Sultan Mahmut Gaznevî, bütün Asya’ya hâkim olduğu zamanda, Harkân şehrine yakın gelmişti. Adamlarından bir kaçını, Harkân’a Şeyh Ebü’l-Hasan-ı Harkânî hazretlerinin huzuruna göndermiş ve Şeyh hazretlerini yanına çağırmıştı. Şeyh hazretleri buna karşılık, bir özür beyan ederek gitmek istemediler. Durum, Mahmut Gaznevî’ye bildirilince,
– Haydi kalkınız! Zira o, bizim sandığımız kimselerden değildir. Biz ona gidelim, dedi. Sonra kendi elbisesini Kadı İyâd’a giydirdi ve kendisi de silâhtar olarak, Kadı İyâd’ın yanında Ebü’l-Hasan-ı Harkânî’nin evine girdi.
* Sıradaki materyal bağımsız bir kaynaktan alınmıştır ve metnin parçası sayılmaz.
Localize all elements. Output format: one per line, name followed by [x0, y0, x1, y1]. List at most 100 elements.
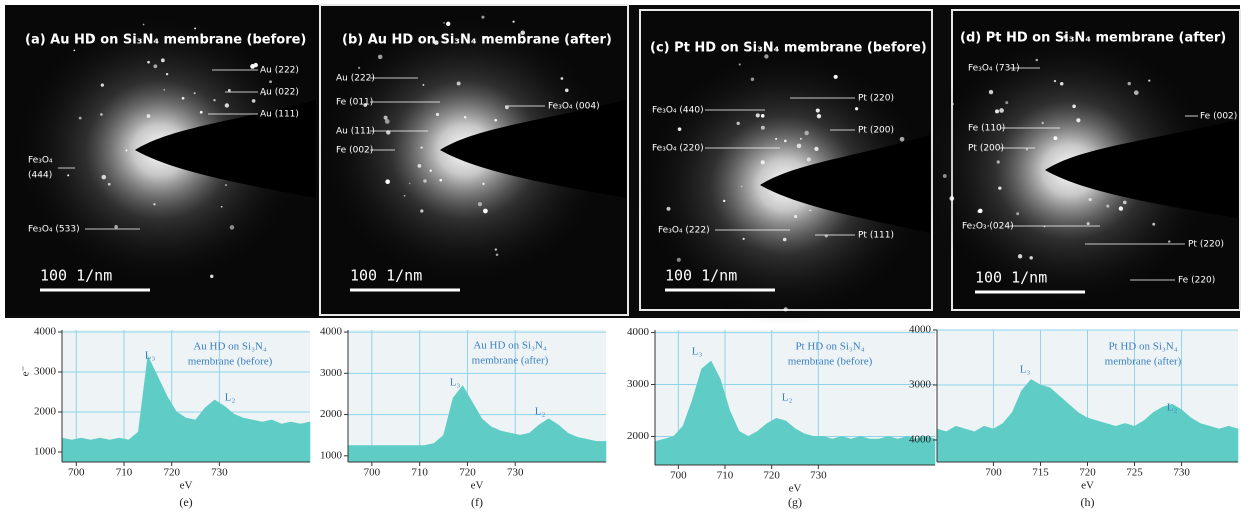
diffraction-spot	[483, 36, 487, 40]
diffraction-spot	[194, 27, 197, 30]
diffraction-spot	[383, 115, 388, 120]
diffraction-spot	[193, 92, 196, 95]
diffraction-panel: (a) Au HD on Si₃N₄ membrane (before) 100 …	[5, 5, 318, 315]
diffraction-spot	[814, 146, 819, 151]
y-tick-label: 3000	[320, 367, 343, 379]
diffraction-spot	[1168, 240, 1171, 243]
x-axis-title: eV	[789, 483, 802, 495]
diffraction-spot	[833, 74, 838, 79]
diffraction-spot	[357, 66, 361, 69]
diffraction-spot	[783, 139, 787, 143]
diffraction-spot	[742, 237, 745, 240]
diffraction-spot	[978, 208, 983, 214]
diffraction-spot	[998, 186, 1002, 190]
diffraction-spot	[760, 114, 765, 118]
diffraction-spot	[429, 169, 432, 172]
diffraction-spot	[560, 77, 564, 80]
scale-bar-label: 100 1/nm	[975, 269, 1047, 287]
diffraction-spot	[1005, 101, 1009, 105]
diffraction-spot	[114, 225, 118, 229]
annotation: Au HD on Si₃N₄	[193, 341, 267, 353]
diffraction-spot	[1063, 35, 1067, 39]
diffraction-spot	[949, 196, 955, 201]
diffraction-spot	[456, 81, 461, 86]
diffraction-spot	[160, 58, 165, 63]
diffraction-spot	[494, 118, 497, 122]
panel-title: (a) Au HD on Si₃N₄ membrane (before)	[25, 33, 306, 48]
diffraction-spot	[1025, 148, 1029, 151]
diffraction-spot	[806, 157, 811, 162]
y-tick-label: 2000	[627, 430, 650, 442]
diffraction-spot	[384, 119, 390, 124]
x-tick-label: 710	[411, 467, 428, 479]
diffraction-spot	[220, 205, 223, 208]
diffraction-spot	[800, 48, 805, 53]
diffraction-spot	[227, 88, 231, 92]
diffraction-spot	[1017, 254, 1023, 259]
diffraction-spot	[750, 77, 755, 81]
diffraction-spot	[1106, 204, 1110, 208]
diffraction-spot	[1053, 79, 1057, 83]
diffraction-spot	[90, 35, 95, 39]
diffraction-spot	[1029, 256, 1033, 260]
diffraction-spot	[417, 164, 422, 168]
reflection-label: Au (222)	[260, 66, 299, 76]
diffraction-spot	[855, 107, 859, 111]
diffraction-spot	[100, 113, 103, 116]
diffraction-spot	[147, 60, 150, 64]
peak-label: L₂	[535, 406, 546, 418]
diffraction-spot	[165, 72, 169, 76]
y-tick-label: 4000	[320, 326, 343, 338]
diffraction-spot	[420, 146, 423, 149]
diffraction-spot	[482, 182, 485, 186]
diffraction-spot	[363, 103, 368, 107]
y-tick-label: 3000	[627, 378, 650, 390]
diffraction-spot	[1122, 200, 1127, 205]
diffraction-spot	[439, 178, 443, 182]
diffraction-spot	[1088, 198, 1092, 202]
diffraction-spot	[263, 93, 266, 96]
diffraction-panel: (c) Pt HD on Si₃N₄ membrane (before) 100 …	[635, 9, 935, 325]
x-tick-label: 715	[1032, 467, 1049, 479]
diffraction-spot	[736, 121, 740, 125]
annotation: membrane (before)	[188, 356, 273, 368]
panel-title: (c) Pt HD on Si₃N₄ membrane (before)	[650, 41, 927, 56]
diffraction-panel: (d) Pt HD on Si₃N₄ membrane (after) 100 1…	[920, 9, 1241, 311]
diffraction-spot	[755, 113, 760, 118]
diffraction-spot	[1041, 121, 1044, 125]
diffraction-spot	[125, 149, 128, 152]
diffraction-spot	[999, 108, 1004, 113]
reflection-label: Fe (002)	[336, 146, 373, 156]
diffraction-spot	[782, 237, 787, 242]
y-tick-label: 4000	[34, 326, 57, 338]
diffraction-spot	[505, 105, 509, 110]
x-tick-label: 730	[810, 470, 827, 482]
diffraction-spot	[1059, 81, 1064, 86]
y-tick-label: 3000	[34, 366, 57, 378]
reflection-label: Fe (220)	[1178, 276, 1215, 286]
panel-caption: (h)	[1081, 495, 1095, 509]
reflection-label: (444)	[28, 171, 52, 181]
annotation: Pt HD on Si₃N₄	[795, 341, 864, 353]
x-axis-title: eV	[180, 480, 193, 492]
diffraction-spot	[1035, 58, 1039, 62]
y-tick-label: 2000	[34, 406, 57, 418]
reflection-label: Fe₃O₄ (220)	[652, 144, 704, 154]
annotation: Pt HD on Si₃N₄	[1108, 341, 1177, 353]
reflection-label: Pt (111)	[858, 231, 894, 241]
diffraction-spot	[988, 89, 994, 95]
diffraction-spot	[403, 194, 406, 197]
diffraction-spot	[181, 96, 185, 100]
diffraction-spot	[815, 108, 820, 113]
diffraction-spot	[422, 84, 425, 86]
spectrum-area	[654, 360, 936, 466]
x-tick-label: 710	[717, 470, 734, 482]
diffraction-spot	[816, 113, 822, 119]
diffraction-spot	[251, 99, 256, 103]
x-tick-label: 720	[763, 470, 780, 482]
diffraction-spot	[564, 88, 569, 93]
diffraction-panel: (b) Au HD on Si₃N₄ membrane (after) 100 1…	[315, 4, 629, 316]
reflection-label: Fe₂O₃ (024)	[962, 222, 1014, 232]
panel-caption: (f)	[471, 495, 483, 509]
diffraction-spot	[67, 174, 70, 177]
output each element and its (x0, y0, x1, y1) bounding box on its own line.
Mahmut Gaznevî selâm verince, Ebü’l-Hasan hazretleri selâmını aldı fakat ayağa kalkmadı. Mahmut Gaznevî, Ebü’l-Hasan-ı Harkânî’ye;
– Sultan için neden ayağa kalkmadınız? Diye sorunca, Ebü’l-Hasan, Sultan Mahmut’a;
– Mademki seni öne geçirmişler, yanıma gel bakalım, dedi. Soruya o anda cevap vermediler.
Sultan Mahmut Gaznevî, Ebü’l-Hasan-ı Harkânî’ye;
– Bâyezîd-i Bistâmî nasıl bir zat idi? diye sordu.
Ebü’l-Hasan-ı Harkânî:
– Bâyezîd, öyle kâmil bir veli idi ki, onu görenler hidayete kavuşurdu. Allahü teâlânın razı olduğu kimselerden olurdu, diye cevap verdi.
Sultan Mahmut bu cevabı beğenmedi ve
– Ebû Cehl, Ebû Leheb gibi kimseler, Fahri kâinatı, Server-i âlemi nice kere gördüler. Fakat hidayete gelmediler. Hâl böyle olunca, Bâyezîd’i görenlerin hidayete geldiklerini nasıl söylüyorsun? Dedi.
O, Resûlullah efendimizden daha yüksek mi ki, iki cihanın efendisini, üstünlerin üstünü olan Allahü teâlânın sevgili Peygamberini gören, küfürden kurtulamadı da, Bâyezîd’i görenler mi kurtulur demek istedin.
Ebü’l-Hasan;
– Ebû Cehl ve Ebû Leheb gibi ahmaklar, Allahü teâlânın sevgili Peygamberini, insanların en üstünü olan hazret-i Muhammed (s.a.v) olarak görmediler. Ebû Talib’in yetimi, Abdullah’ın oğlu olarak gördüler. O gözle baktılar. Eğer, Ebû Bekr-i Sıddîk gibi bakarak, Resûlullah olarak görselerdi, eşkıyalıktan, küfürden kurtulur, onun gibi kemale gelirlerdi, buyurdu.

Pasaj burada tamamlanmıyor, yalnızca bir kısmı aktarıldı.